Sentinel uses a conventional-commit release pipeline with local hooks, CI gates, and release automation. The process is designed to keep versioning predictable and release output clean.

Commit And PR Discipline

  • Use Conventional Commits for branch commits and pull request titles.
  • The commit-msg hook enforces commit format locally through commitlint.
  • CI validates pull request titles so release PRs and changelog entries remain consistent after squash merges.

Example:

feat(chat): add Codex CLI fallback

Local Checks

Hooks are installed automatically on bun install through lefthook.

  • pre-commit formats staged source, config, and docs files with prettier.
  • commit-msg validates the commit message.
  • pre-push runs bun run typecheck and bun run test.

If you need to run the same checks manually:

bun run format:check
bun run typecheck
bun run test

CI Gates

The main CI workflow is split into stable branch-protection jobs:

  • changes
  • pr-metadata
  • format
  • typecheck
  • test

changes uses path-aware filters so docs-only pull requests skip typecheck and test.

The default CI gate keeps automated test coverage on ubuntu-24.04 for the fastest and lowest-cost signal. Windows and Linux desktop parity checks still belong in desktop-verify plus the manual platform smoke checklist before release.

Desktop Verification

Use the desktop-verify workflow to test desktop packaging before a tag exists.

  1. Open GitHub Actions and run desktop-verify.
  2. Set git_ref to the branch, commit SHA, or tag you want to validate.
  3. Leave platforms as linux for the cheapest default verification.
  4. Select mac, windows, or all only when you need platform-specific validation.
  5. Review the uploaded workflow artifacts.
  6. Complete the manual Windows/Linux smoke flow in Desktop platform smoke checklist for any platform you intend to ship.

This workflow never creates or updates a GitHub Release. It is also not complete until the matching platform smoke checklist has been executed by an owner.

Releases

main is the only release branch.

release-please prefers a repository secret named RELEASE_PLEASE_TOKEN.

  • A dedicated PAT or fine-grained token remains the simplest option because its tag push triggers publish-release directly.
  • If RELEASE_PLEASE_TOKEN is missing, the workflow falls back to the default GITHUB_TOKEN and then explicitly dispatches publish-release for the created tag.
  • This fallback keeps releases working without a separate token, but the downstream build comes from workflow_dispatch instead of the tag push event.
  1. Merge pull requests with conventional titles into main.
  2. The release-please workflow opens or updates the release PR.
  3. Merging the release PR updates package.json, .release-please-manifest.json, and CHANGELOG.md, then creates the matching vX.Y.Z tag.
  4. The publish-release workflow starts automatically from that tag, builds macOS, Windows, and Linux desktop artifacts, and updates the GitHub Release using the matching CHANGELOG.md section as the release body.
  5. macOS releases publish separate arm64 and x64 DMG assets so Apple Silicon and Intel users can download the correct build directly.
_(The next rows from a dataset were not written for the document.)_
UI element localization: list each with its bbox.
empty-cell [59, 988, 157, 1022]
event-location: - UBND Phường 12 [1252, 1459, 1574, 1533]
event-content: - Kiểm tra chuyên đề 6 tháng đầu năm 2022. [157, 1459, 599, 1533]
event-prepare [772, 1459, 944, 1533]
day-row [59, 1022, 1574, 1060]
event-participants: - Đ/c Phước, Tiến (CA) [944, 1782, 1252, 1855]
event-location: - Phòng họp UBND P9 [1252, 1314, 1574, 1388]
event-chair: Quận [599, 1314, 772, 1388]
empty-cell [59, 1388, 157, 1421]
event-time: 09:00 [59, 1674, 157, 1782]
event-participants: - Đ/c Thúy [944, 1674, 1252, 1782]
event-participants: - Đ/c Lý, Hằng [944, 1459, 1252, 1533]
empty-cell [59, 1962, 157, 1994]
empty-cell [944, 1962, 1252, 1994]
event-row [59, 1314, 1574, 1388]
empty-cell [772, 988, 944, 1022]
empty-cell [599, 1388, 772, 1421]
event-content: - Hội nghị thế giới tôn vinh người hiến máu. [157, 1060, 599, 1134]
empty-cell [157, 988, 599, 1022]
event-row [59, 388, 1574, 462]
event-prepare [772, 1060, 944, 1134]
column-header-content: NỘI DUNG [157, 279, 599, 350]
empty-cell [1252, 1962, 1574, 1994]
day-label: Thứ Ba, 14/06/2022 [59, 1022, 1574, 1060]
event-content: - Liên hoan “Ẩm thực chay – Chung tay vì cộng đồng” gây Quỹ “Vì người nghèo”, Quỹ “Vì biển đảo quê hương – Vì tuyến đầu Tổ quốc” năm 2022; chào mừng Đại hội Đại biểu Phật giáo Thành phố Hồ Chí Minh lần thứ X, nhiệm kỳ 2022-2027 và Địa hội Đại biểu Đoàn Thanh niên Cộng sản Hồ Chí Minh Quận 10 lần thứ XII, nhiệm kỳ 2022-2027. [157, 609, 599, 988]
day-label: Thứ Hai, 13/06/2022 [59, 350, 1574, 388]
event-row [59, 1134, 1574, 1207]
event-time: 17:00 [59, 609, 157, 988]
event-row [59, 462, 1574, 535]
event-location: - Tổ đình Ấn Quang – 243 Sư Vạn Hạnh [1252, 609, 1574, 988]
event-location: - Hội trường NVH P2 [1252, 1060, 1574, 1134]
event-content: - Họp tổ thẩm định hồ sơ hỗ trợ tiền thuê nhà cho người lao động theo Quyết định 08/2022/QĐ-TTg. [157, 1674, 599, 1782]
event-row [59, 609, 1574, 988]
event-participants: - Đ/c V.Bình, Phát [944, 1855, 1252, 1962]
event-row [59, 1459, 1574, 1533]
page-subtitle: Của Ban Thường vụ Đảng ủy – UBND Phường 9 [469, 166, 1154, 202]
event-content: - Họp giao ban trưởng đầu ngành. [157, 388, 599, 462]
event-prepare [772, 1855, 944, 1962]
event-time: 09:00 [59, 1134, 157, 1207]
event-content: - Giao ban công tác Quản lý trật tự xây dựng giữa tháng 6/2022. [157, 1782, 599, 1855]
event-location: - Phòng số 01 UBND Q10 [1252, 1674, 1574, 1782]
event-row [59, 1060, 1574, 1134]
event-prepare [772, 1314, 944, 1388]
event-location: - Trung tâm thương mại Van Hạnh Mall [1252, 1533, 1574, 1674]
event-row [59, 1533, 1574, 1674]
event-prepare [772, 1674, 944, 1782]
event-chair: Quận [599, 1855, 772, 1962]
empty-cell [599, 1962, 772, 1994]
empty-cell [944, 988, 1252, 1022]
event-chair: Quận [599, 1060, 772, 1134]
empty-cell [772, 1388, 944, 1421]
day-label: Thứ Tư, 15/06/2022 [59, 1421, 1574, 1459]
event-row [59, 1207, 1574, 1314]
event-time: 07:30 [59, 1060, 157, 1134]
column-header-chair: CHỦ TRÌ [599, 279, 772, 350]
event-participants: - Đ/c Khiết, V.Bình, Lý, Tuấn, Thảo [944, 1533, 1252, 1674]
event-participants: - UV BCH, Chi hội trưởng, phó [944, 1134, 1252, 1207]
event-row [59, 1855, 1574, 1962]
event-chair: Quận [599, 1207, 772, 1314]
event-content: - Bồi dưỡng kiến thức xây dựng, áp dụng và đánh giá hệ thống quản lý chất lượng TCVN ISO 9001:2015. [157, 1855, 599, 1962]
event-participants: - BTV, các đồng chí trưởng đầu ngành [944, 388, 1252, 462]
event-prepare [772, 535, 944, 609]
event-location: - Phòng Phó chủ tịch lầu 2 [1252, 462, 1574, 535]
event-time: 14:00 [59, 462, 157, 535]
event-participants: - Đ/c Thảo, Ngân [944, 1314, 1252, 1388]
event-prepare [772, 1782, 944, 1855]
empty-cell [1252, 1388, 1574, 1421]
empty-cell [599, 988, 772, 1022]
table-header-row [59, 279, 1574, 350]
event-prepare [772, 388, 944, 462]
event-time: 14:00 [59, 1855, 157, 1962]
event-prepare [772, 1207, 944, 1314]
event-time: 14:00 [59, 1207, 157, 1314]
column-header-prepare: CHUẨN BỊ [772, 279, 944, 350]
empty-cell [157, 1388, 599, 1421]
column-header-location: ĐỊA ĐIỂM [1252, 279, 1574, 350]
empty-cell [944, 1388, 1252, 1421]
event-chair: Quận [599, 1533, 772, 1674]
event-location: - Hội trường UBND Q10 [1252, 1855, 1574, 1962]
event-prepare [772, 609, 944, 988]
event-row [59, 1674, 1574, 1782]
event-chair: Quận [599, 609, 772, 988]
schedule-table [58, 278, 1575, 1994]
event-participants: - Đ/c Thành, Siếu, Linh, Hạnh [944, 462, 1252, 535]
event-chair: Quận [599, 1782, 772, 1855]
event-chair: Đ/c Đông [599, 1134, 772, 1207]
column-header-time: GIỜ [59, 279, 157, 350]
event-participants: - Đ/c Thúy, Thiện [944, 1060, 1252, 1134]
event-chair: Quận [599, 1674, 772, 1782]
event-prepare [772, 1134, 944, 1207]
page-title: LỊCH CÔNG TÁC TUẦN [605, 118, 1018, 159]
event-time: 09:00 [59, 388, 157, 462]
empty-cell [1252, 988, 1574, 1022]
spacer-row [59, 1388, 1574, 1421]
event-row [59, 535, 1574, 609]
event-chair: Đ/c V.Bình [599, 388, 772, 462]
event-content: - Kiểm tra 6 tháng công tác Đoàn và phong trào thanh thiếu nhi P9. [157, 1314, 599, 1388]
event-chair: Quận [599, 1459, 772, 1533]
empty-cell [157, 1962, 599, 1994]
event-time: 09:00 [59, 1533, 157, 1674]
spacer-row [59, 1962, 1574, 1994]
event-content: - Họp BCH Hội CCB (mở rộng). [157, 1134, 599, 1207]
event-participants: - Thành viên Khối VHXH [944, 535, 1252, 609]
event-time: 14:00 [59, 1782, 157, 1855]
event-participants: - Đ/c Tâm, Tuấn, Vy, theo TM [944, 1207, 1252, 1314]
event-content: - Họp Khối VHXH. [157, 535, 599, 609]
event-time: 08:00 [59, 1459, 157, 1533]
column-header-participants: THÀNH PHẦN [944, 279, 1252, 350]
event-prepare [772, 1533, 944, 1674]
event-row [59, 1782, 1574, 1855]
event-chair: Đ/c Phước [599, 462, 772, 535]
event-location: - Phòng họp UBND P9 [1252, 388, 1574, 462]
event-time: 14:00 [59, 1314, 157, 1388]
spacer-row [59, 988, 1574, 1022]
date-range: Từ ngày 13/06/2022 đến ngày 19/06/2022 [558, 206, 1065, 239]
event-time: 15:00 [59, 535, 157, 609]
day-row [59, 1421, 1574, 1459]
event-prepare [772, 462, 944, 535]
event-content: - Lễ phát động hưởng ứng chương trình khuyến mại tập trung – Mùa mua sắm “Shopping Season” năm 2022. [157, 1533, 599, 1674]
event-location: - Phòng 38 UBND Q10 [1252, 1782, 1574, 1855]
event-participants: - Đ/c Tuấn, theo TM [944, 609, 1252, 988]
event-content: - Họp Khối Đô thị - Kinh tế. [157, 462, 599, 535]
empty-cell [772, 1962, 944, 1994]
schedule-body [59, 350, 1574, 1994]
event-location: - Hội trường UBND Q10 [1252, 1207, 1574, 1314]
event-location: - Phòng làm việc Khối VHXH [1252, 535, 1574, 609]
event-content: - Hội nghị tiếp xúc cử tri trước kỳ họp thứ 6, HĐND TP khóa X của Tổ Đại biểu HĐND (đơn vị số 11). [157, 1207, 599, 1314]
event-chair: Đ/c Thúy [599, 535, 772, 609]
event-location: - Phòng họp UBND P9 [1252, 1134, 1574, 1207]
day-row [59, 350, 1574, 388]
CHANGELOG.md is automation-managed by release-please, but it is also the release-summary source of truth. Review the changelog entry in the release PR carefully before merging.

The repository currently stays on a patch-only 0.0.x release line. Exiting that temporary policy later should require only a release-please config change, not a workflow redesign.

Manual Rebuilds

publish-release remains manually dispatchable for rebuilding or republishing an existing release tag only.

  • It always builds the exact tagged commit.
  • It no longer accepts an override ref.
  • Use desktop-verify for untagged branches, SHAs, or packaging fixes that still need validation before release.